If you want to write a book about Trump scandals or Trump White House dysfunction,  you’ve got a wealth of material to work with.

Some enterprising writers have apparently picked that up. Now, following Michael Wolff’s lead, a new book about the Trump administration is on the way.

According to Axios, Fox News host Howard Kurtz’s book hits shelves on January 29.

The Washington Post has obtained a few choice bits, and while not as salacious as Wolff’s book, the impression of a chaotic Trump administration is the same.

Among those issues where Trump went off message and torpedoed the efforts of his staff:

Trump, who was supposed to meet with his then-chief of staff Reince Priebus in July to discuss different options regarding transgender individuals serving in the military, unexpectedly preempted any talks and “sent his entire administration scrambling” by announcing his policy decision on Twitter.

Another one of Trump’s spastic tweets ruins the day.

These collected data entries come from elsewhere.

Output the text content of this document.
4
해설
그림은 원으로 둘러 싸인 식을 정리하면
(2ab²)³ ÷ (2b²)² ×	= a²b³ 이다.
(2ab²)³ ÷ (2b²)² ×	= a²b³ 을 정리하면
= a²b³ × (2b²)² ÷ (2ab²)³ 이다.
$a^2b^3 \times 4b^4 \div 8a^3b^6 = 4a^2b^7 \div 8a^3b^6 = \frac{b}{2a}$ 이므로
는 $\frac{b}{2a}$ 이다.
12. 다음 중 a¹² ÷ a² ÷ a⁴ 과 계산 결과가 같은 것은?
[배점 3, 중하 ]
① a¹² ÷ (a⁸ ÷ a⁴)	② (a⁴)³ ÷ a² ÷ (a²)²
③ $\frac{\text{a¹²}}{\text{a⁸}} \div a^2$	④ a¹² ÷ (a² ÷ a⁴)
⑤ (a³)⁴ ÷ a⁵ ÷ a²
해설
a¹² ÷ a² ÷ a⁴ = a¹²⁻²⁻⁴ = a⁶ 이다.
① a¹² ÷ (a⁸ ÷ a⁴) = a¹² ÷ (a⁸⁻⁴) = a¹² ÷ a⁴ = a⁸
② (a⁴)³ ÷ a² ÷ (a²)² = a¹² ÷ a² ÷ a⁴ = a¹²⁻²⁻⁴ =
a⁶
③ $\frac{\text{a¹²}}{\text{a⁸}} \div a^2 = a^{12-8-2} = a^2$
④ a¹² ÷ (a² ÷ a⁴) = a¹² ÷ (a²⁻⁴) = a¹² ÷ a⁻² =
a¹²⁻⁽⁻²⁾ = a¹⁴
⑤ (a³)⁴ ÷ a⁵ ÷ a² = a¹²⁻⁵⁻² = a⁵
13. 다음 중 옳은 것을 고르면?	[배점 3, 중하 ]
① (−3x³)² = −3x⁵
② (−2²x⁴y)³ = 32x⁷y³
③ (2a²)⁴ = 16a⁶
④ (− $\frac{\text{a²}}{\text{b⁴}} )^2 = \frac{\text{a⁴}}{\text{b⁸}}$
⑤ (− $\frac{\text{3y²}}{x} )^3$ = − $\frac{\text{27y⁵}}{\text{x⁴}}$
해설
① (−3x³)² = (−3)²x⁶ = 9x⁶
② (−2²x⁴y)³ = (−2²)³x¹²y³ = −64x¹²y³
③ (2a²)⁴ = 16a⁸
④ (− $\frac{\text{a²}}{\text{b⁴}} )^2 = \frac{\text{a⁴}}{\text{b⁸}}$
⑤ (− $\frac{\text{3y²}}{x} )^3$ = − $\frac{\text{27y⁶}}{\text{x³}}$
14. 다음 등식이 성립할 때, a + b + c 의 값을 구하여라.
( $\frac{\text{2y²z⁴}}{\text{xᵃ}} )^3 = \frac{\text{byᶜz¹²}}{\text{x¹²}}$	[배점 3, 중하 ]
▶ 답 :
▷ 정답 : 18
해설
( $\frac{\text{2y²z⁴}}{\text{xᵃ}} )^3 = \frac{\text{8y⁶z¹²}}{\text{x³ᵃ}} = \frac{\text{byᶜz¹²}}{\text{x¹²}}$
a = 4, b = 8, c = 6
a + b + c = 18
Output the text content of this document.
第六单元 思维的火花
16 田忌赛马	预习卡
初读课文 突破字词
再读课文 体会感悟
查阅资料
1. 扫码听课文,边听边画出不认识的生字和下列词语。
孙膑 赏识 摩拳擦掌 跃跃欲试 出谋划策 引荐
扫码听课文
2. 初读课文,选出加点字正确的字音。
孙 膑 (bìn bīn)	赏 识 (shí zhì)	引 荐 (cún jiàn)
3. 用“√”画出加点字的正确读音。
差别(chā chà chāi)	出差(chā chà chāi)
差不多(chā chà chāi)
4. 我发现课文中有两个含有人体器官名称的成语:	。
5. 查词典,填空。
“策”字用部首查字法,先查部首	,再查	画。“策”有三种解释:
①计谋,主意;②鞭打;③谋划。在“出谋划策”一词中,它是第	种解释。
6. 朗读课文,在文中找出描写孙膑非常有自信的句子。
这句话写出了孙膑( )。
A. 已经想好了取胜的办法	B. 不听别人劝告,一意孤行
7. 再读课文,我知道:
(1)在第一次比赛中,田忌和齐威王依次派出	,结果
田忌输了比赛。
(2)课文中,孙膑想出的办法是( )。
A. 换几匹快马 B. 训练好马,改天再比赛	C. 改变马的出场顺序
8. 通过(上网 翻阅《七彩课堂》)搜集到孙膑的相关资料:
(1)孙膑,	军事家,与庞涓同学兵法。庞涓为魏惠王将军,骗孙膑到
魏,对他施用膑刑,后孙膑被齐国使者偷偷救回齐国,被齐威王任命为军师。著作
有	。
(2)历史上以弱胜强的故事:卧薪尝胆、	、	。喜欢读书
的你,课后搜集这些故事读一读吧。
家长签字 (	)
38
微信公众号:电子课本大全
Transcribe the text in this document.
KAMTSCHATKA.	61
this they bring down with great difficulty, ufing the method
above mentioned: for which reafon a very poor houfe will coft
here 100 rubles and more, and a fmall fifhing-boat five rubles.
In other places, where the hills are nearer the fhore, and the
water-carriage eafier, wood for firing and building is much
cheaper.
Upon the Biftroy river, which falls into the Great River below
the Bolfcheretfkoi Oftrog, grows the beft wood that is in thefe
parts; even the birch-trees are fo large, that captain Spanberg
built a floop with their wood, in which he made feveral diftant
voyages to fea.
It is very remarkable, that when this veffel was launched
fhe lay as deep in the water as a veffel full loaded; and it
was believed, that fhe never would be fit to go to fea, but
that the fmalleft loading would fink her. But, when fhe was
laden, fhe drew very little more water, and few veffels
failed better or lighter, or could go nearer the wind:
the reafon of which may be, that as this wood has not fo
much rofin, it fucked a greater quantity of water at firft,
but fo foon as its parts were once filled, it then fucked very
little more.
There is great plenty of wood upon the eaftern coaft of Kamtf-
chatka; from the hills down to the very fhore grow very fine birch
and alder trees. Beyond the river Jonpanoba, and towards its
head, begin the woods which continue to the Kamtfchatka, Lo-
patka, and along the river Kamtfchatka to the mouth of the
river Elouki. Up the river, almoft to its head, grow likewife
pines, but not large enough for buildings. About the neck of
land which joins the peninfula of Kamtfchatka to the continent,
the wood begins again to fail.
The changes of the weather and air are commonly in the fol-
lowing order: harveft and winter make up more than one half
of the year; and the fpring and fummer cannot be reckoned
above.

On a Saturday morning in March, White House aides found themselves waking up “confused and ‘blindsided’ to find that Trump had — without any evidence — accused former president Barack Obama on Twitter of wiretapping him during the campaign … ‘Nobody in the White House quite knew what to do.'”

And there are still some in Trumpville that believe, in spite of the evidence, that Obama “wiretapped” Trump.

“Kurtz also recounts an Oval Office meeting in which Bannon blamed Ivanka for a leak — and Trump supported him over his daughter: ‘Baby, I think Steve’s right here,’ Trump told her.” A White House official denied the account to the Post.

Of course they’re denying it now. Bannon has been cast out among the lepers and other fallen riff raff, thanks to the last book that slammed the Trump administration. There’s no way anyone from the White House is going to admit that Trump sided with Steve Bannon over Ivanka.

And speaking of Bannon:

When Bannon left the White House, he told Trump he planned to bring down Senate Majority Leader Mitch McConnell. “‘Trump said that was fine, that Bannon should go ahead,’ Kurtz writes.”

We saw Bannon’s efforts. Ultimately, McConnell came out on top and Bannon, as I pointed out, was exiled.

Also, if you want to point fingers at White House leaks, maybe start at the top.

Kurtz writes that aides suspect that the president is just as culpable for White House leaks during that first few months as anybody else.

While fingers are pointing, Trump is blabbing to friends and acquaintances, spilling all the White House beans, and that information ends up in the ears of journalists.

Very probable.

If you want a book to read about Trump’s first year, but you abhor the sensationalism of Wolff’s book, then you can always give “Media Madness: Donald Trump, The Press, And The War Over The Truth” a shot.